O niilismo é um tema recorrente na especulação filosófica do século XX e da modernidade posterior...
Dugin retoma explicitamente a noção da obra de Friedrich Nietzsche e mostra que está ciente do caráter de duas faces do fenômeno, conforme abordado pelo filósofo de Zaratustra e posteriormente retomado por Martin Heidegger; há um niilismo passivo e um ativo: o primeiro coincide com a perda da fé nos valores tradicionais e na verdade metafísica; o segundo "diz sim" ao declínio do mundo passado e, reconhecendo em si mesmo a fonte do mundo futuro, funda-o como um legislador de sentido de acordo com a vontade de poder. O sistema liberal global representa, de acordo com Dugin, na esteira da escola revolucionária-conservadora, a reversão sociopolítica do niilismo, com a desintegração total, no Ocidente, da Europa tradicional.
O filósofo francês?
Henry-Lévy parece, em vez disso, usar o conceito de niilismo de acordo com um significado mais comum e popular: niilista é o indivíduo sombrio e sulfuroso que deseja o nada - morte, estase, mal, portanto, o oposto do progresso e da liberdade democrática utopicamente entendidos. Portanto, não são os habitantes do espírito moderno (como na tradição filosófica pós-nietzschiana) que são niilistas, para o intelectual francês, mas Dugin, os eurasianistas e os conservadores, ou seja, os inimigos da "sociedade aberta", para citar Popper. De fato, Henry-Lévy afirma, com grande pathos, mas pouca precisão filosófica, que "a melhor definição de niilismo (...) é a Rússia, com seus vinte e quatro milhões de mortos durante a Grande Guerra Patriótica. É a Europa, ocupada pelo nazismo. E são os judeus, meu povo, quase exterminados, reduzidos a nada pelos piores niilistas de todos os tempos. Sim, há uma definição clara de niilismo, que é: aqueles que cometeram esses crimes. E essas pessoas, esses nazistas, não vieram do céu. Eles vieram de ideólogos. De Carl Schmitt. De Spengler. De Stewart Chamberlain. De Karl Haushofer.

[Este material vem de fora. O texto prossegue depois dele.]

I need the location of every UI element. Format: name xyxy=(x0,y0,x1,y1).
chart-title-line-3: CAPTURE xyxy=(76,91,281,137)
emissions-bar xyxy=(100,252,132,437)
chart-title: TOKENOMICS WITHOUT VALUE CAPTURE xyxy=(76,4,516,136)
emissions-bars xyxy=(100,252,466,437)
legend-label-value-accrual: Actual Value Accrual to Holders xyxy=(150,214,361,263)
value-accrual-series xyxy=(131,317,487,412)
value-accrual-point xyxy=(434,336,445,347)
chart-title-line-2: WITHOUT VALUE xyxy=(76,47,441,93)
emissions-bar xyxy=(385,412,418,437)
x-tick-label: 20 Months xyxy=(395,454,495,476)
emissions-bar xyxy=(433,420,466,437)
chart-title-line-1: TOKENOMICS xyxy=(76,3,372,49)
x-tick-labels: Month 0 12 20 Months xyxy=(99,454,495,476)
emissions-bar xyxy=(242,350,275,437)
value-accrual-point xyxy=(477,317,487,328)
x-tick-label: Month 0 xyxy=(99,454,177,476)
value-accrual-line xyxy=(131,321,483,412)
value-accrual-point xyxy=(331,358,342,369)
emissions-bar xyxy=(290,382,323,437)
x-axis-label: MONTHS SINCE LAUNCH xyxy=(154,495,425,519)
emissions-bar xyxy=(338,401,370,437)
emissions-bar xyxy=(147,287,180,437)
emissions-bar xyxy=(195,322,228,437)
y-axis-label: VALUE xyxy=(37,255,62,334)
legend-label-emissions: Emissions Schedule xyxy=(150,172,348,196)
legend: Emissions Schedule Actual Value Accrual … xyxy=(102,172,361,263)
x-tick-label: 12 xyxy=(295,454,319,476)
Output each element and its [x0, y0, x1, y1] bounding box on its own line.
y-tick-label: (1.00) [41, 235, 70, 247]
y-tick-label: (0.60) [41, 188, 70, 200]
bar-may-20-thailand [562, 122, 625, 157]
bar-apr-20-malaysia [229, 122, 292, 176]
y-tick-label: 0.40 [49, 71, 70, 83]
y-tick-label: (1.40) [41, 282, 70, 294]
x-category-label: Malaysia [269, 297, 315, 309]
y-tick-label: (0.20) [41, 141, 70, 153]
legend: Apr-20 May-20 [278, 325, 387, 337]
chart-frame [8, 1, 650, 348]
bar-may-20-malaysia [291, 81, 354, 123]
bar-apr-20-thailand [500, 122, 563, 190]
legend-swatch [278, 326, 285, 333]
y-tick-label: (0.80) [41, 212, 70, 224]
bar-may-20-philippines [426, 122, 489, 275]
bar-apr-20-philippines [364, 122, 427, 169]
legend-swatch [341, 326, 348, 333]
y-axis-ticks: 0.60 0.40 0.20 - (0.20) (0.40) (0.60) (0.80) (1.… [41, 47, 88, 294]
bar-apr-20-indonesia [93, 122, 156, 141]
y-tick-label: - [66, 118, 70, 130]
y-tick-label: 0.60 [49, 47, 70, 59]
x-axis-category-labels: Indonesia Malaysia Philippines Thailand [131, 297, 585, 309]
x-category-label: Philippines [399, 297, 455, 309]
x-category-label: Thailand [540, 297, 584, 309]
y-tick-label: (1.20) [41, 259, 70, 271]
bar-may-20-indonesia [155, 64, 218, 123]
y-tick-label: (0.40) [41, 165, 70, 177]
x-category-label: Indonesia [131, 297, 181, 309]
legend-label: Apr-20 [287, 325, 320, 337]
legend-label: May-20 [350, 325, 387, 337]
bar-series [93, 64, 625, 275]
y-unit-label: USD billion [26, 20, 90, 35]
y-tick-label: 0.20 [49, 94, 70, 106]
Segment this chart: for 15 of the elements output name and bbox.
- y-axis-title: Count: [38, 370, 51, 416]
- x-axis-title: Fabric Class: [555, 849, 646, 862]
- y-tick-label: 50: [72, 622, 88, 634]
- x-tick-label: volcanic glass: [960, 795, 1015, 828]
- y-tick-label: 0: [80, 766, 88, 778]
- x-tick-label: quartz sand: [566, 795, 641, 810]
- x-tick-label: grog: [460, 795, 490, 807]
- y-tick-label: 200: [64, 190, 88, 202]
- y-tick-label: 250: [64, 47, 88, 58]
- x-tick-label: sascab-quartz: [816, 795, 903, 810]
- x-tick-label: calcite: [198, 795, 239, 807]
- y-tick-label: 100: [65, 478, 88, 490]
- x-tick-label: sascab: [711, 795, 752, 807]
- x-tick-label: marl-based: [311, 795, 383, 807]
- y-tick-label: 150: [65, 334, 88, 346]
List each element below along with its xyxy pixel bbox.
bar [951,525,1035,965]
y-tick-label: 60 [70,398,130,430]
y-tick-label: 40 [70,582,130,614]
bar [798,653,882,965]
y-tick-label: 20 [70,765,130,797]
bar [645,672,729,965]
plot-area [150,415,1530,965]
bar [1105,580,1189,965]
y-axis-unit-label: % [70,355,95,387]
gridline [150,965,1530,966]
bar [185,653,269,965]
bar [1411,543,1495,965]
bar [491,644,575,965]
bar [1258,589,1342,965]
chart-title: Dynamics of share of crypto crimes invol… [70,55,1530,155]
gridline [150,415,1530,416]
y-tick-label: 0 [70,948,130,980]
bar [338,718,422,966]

Todas as pessoas de quem, lamento observar, você gosta, a quem cita e em cujas palavras se inspira. Portanto, quando digo que o senhor é um niilista, quando digo que Putin é um niilista, quando digo que há um clima doentio de niilismo em Moscou, que causa, entre outras coisas, mortes reais - Anna Politkovskaya, Boris Nemtsov e tantos outros, mortos em Moscou ou em Londres -, estou falando sério. Quero dizer que, infelizmente, um vento escuro e tenebroso de niilismo no verdadeiro sentido da palavra, que é um sentido nazista e fascista, está soprando sobre essa grande civilização russa hoje.
Como Dugin responde?
Dugin efetivamente tira proveito da acusação de seu oponente voltando aos termos da pergunta: ele admite explicitamente que é um niilista, mas apenas por causa de sua rejeição da "universalidade dos valores ocidentais modernos" e do preconceito "de que a única maneira de interpretar a liberdade é por meio da liberdade individual e que a única maneira de interpretar os direitos humanos é projetar uma versão moderna, ocidental e individualista do que significa ser humano em outras culturas". O niilismo de Dugin é o niilismo ativo que desconstrói os dogmas dos Solons da modernidade para construir novas tábuas de valores - de acordo com princípios inspirados pela clareza apolínea do platonismo político. Além disso, ao especificar que o que é propriamente niilista, em um sentido teórico, é o moderno em sua totalidade - o que inclui os regimes mencionados por Henry-Lévy, mas também a sociedade liberal contemporânea -, Dugin mostra uma compreensão muito mais radical do Zeitgeist coevo conosco, revelando um pensamento que é tão lúcido quanto excêntrico.